La RDCongo et les séquelles du génocide
Vingt ans plus tard, le Rwanda, à défaut d'être vraiment réconcilié avec lui-même, est un pays pacifié. L'économie est florissante, en revanche l'est de la République démocratique du Congo est dévasté. C'est ce que rappelle aussi la presse allemande. Comme le relève la Frankfurter Allgemeine Zeitung, depuis le génocide au Rwanda voisin, l'est du Congo n'a plus jamais connu le calme. La petite ville de Kiwanja en est un exemple. C'est une petite ville congolaise typique, située sur les contreforts des monts Virunga. Au milieu d'un paysage spectaculaire Kiwanja vit de l'agriculture. Le climat est tempéré, les précipitations fréquentes. Kiwanja pourrait être un petit paradis. Mais elle est située non loin des frontières du Rwanda et de l'Ouganda, et après le génocide cela est devenu pour elle une malédiction. Au fil des guerres et des multiples rébellions, la ville, souligne le journal, a été conquise et dévastée à huit reprises. Dans un autre article le même journal souligne qu'aux morts du génocide rwandais il faut ajouter les cinq à six millions de Congolais, victimes des conflits qui ont suivi dans l'est du Congo, sans parler de dégâts matériels immenses et d'un énorme manque à gagner économique.
Maputo, la belle endormie
Outre la tragédie qui a ensanglanté le coeur de l'Afrique il y a vingt ans, la presse allemande s'intéresse aussi cette semaine à une ville africaine en plein boom économique, c'est Maputo la capitale du Mozambique. La Süddeutsche Zeitung publie effectivement un long reportage sur cette ville au charme fou. Il est facile d'en tomber amoureux, lit-on dans ce reportage. Depuis l'indépendance en 1975 - et le départ de la plupart des Portugais - Maputo était comme congelée. Plus aucun bâtiment pratiquement n'avait été construit, hormis quelques immeubles de bureaux dans le quartier des affaires. Aujourd'hui le Mozambique, et donc Maputo aussi, sont en mouvement. Le pays regorge de matières premières, l'économie est en plein essor. La ville s'est réveillée même si elle a encore du sable dans les yeux. Les palmiers, souligne l'auteur du reportage, font partie de ce qui rend Maputo si attrayante, ajoutez-y la brise de l'océan indien, la lumière de l'après-midi, les cafés qui servent des pâtisseries portugaises. Mais il faut faire attention en se promenant de ne pas tomber dans un trou.
Nigéria: un boom trompeur
Autre pays en plein boom économique: le Nigéria. Selon les dernières statistiques publiées à Abuja il est même devenu la première économie africaine devant l'Afrique du sud.
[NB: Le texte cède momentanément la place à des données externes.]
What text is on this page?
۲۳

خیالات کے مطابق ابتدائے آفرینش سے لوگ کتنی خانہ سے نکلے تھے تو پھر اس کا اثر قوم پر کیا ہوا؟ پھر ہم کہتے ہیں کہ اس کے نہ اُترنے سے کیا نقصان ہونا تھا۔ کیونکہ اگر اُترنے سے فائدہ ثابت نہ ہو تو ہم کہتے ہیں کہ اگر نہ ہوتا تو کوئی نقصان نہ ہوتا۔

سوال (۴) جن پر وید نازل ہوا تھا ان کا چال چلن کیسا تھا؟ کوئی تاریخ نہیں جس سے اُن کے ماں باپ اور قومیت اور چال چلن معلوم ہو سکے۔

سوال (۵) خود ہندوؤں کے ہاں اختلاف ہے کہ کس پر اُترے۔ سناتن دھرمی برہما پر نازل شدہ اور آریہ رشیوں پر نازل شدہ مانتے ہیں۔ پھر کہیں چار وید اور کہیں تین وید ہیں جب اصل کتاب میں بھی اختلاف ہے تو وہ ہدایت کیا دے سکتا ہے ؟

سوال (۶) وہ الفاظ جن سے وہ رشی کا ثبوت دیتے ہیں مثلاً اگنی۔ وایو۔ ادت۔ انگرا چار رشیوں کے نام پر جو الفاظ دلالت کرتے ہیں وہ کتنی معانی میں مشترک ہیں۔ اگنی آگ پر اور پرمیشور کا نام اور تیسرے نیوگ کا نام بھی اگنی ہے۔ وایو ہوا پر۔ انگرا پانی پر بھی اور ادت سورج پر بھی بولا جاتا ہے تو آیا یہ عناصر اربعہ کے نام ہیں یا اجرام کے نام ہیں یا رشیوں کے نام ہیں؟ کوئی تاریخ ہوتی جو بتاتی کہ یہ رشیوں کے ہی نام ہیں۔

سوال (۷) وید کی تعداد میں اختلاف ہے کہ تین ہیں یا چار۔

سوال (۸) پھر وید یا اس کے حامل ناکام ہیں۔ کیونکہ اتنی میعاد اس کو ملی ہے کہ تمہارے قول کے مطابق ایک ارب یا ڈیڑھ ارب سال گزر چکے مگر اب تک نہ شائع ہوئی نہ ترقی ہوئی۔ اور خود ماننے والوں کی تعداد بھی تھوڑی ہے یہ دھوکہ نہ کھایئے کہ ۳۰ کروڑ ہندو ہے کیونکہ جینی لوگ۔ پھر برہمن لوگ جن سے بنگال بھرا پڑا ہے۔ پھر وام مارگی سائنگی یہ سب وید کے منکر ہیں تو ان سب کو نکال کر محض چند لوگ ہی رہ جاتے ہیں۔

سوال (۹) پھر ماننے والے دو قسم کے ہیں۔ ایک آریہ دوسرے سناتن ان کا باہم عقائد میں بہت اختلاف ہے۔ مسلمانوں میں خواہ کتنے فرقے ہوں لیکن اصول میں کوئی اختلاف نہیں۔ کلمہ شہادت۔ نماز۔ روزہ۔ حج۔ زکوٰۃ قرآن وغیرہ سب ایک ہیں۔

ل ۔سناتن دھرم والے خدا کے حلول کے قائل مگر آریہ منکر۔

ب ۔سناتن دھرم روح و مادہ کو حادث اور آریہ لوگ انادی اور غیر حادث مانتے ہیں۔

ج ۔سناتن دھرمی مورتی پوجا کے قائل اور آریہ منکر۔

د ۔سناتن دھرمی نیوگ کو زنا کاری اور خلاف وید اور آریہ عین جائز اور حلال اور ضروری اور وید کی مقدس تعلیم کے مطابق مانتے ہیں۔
C'est ce qu'indiquent les derniers chiffres concernant le produit intérieur brut. Sur le papier, note la Frankfurter Allgemeine Zeitung, le Nigéria fait effectivement bonne figure à côté de l'Afrique du sud. Il serait pourtant prématuré de voir dans le géant ouest-africain un nouvel eldorado sur le continent. A l'inverse de l'Afrique du sud le Nigéria n'a pas une industrie moderne et diversifiée. 80% des recettes du pays proviennent du pétrole. Le Nigéria reste aussi un terrain difficile pour les investisseurs. Il est classé par Transparency International parmi les pays les plus corrompus.